Ryoma is the anti-Tanya. The gods love him… in fact, he has blessings from FOUR gods, and makes sure to pray to them. His three years spent living in a cave away from people have allowed him to research slimes, which takes up most of his time, though he still finds time to kill bandits and learn more powerful magic. Fortunately, there’s a timeskip towards the start of the book, and an eleven-year-old Ryoma meets a duke and his party who are in need of some medical aid, which Ryoma is able to provide (he can make medicine too). The duke is nice, and has a family who are also nice, including a girl Ryoma’s own age who is bright and shiny and innocent and the opposite of the soft-spoken, stoic Ryoma. Invited to leave his cave and go with them, Ryoma finally interacts with a fantasy city… which is good, as his trained slimes are desperately needed to stave off an epidemic.

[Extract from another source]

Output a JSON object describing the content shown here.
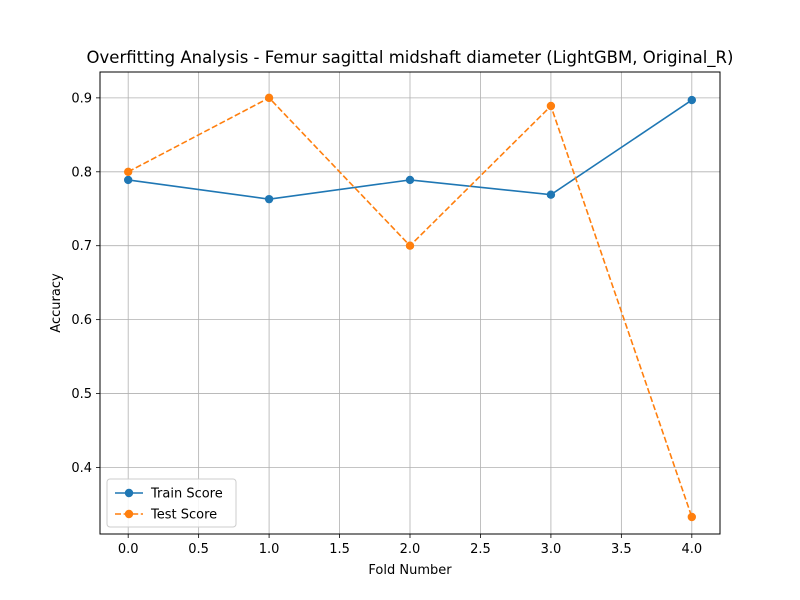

As you may have gathered, this book is ridiculous, but one thing I haven’t mentioned yet is that it is also a “slow life” book. Things happen at a leisurely pace, there are no action sequences, and there’s no romance as Ryoma and Eliaria are eleven years old (despite Ryoma’s old memories). It just wants to hang around Ryoma and watch him be cool, but he’s cool in a very nerdy scientist sort of way. He has his specialized slimes, and they get to show their stuff. They can clean the hardest grime. They can kill off bandits when ingested. And, in the thrilling climax to the book, they can eat sewage from a filthy cesspit… which also shows there is a potential deadly bacteria there as well. The best part of the book is the relationship Ryoma develops with his found family, who treat him like an orphan with a tragic backstory and love him to death.

Again, this is second generation isekai. It assumes that you’re okay with OP heroes, and that excitement and adventure are about 4th on your list after friendly chats about slimes (which are the first three slots). For those readers, this is a solid choice. I enjoyed it.